Since 1986, Genentech has achieved 25 successful transfers of commercial drug substance (DS) processes to both internal manufacturing
sites and external manufacturing facilities such as Genentech's partners and contract manufacturing facilities. These 25 transfers
include both recombinant protein and monoclonal antibody products from E. coli and Chinese Hamster ovary (CHO) host cells. More than 80% of these transfers have occurred since 2000 (1). This 26th article
in the Elements of Biopharmaceutical Production series presents an overview of the various challenges that are encountered during technology transfer of biotech processes
along with potential solutions that can address theses challenges. The artlcle describes the process-transfer strategy, which
includes three key steps: facility fit analysis, risk-mitigation plan preparation, and risk-mitigation plan execution.
The first step, facility fit analysis, or gap analysis, is a thorough process walk-through at the receiving site based on
process-requirements documents. This exercise involves a detailed step-by-step analysis of how the entire manufacturing process
would be performed at the receiving site and its goal is to identify any potential process, facility, or procedure changes
that may be necessary to fit the process into the receiving site facility. The output of this exercise guides the scope of
the process-transfer project. Therefore, the exercise must be detailed and cover the entire manufacturing process as well
as required ancillary equipment, analytical instruments, small-scale laboratory capabilities, and all relevant operational
practices at the receiving site. The output of the facility fit analysis should be a comprehensive list of possible gaps and
should be jointly developed by both the sending and receiving sites.
The second step is to analyze each gap, assess its potential risk to the process and product, and formulate a risk mitigation
plan using the quality risk management concept. Each gap presents a potential risk to the process, product, or both. The risk
is classified based on its potential effect (2). The risk classification criteria are shown in Table I. Risk assessment relies
on process and product knowledge obtained throughout the lifecycle of the product. The rationale for the risk classification
of each gap must be scientifically sound.
Table I: Risk category.
For risks that are considered medium or high, a risk-mitigation strategy is assembled. In this case study, four risk examples
and their risk-mitigation strategies are discussed in detail. In general, the risk-mitigation effort is proportional to the
risk classification (i.e. high risks require a larger effort to mitigate and control than do low risks). Ideally, the risk-mitigation
effort results in the reduction of a risk. In cases where the risk effect can not be reduced, additional risk-control strategies
should be put in place. The risk-assessment, risk-mitigation, and risk-control strategies are documented in the risk-mitigation
plan. This document is revised as additional information becomes available.

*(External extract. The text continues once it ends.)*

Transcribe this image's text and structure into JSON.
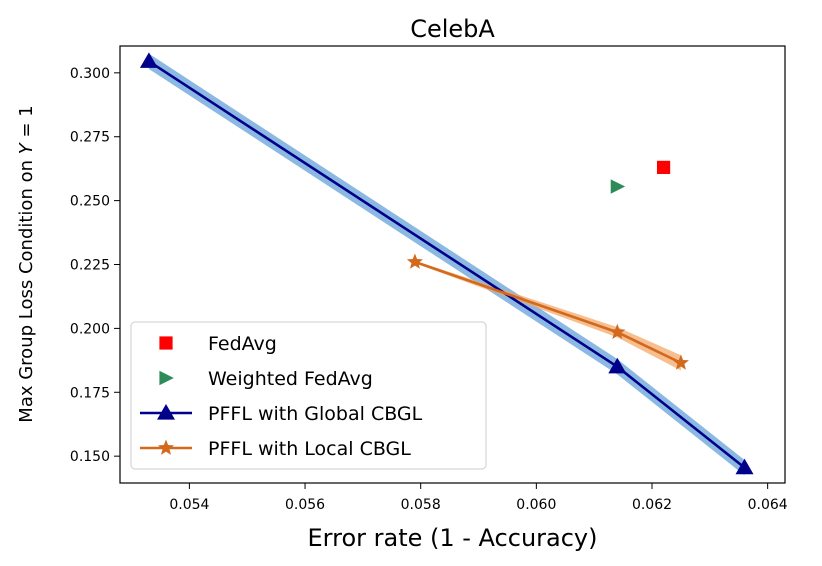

The third step is to execute the risk-mitigation plan, which includes four sets of activities: transfer and verification of
a scale-down model (SDM), evaluation of potential process changes using the SDM, execution of full-scale engineering runs,
and evaluation of results from engineering runs. Establishing a SDM at the receiving site enables the receiving site to prospectively
evaluate potential process changes that may be necessary for facility fit reasons, and to troubleshoot performance issues
during and after the completion of a transfer. Process changes that are evaluated using the SDM should be independent of scale
and of the equipment involved. Two examples of this type of change are given (see examples 2 and 4). For changes that are
scale- or equipment-dependent, it is typically necessary to conduct full-scale evaluations (i.e., engineering runs) before
the initiation of the qualification campaign. Examples 1 and 3 describe this type of situation. The execution of the engineering
runs serves two purposes. First, it provides an opportunity to evaluate the full-scale process performance at the receiving
site and to verify the findings of the small-scale studies for potential process changes. Second, it is used to assess the
readiness of the receiving site for the qualification campaign to ensure a high degree of confidence that the qualification
campaign will be successfully executed.
The predefined evaluation criteria for the engineering runs are developed jointly by the sending and receiving sites. Genentech
uses two-tiered success criteria for this evaluation. The primary success criteria are the same as the acceptance criteria
for process and product comparability. The secondary success criteria include criteria for secondary process-performance indicators
(e.g., cell culture metabolic profiles), equipment-performance criteria (e.g., bioreactor temperature, agitation, pressure,
dissolved oxygen, and pH control performances), and performance criteria for full-scale media and buffer solutions preparation.
These secondary success criteria serve to identify any subtle performance differences between the sending and receiving sites.
If the engineering runs fail any of the primary success criteria, a root-cause analysis must be performed and a path forward
must be identified before the initiation of the qualification campaign.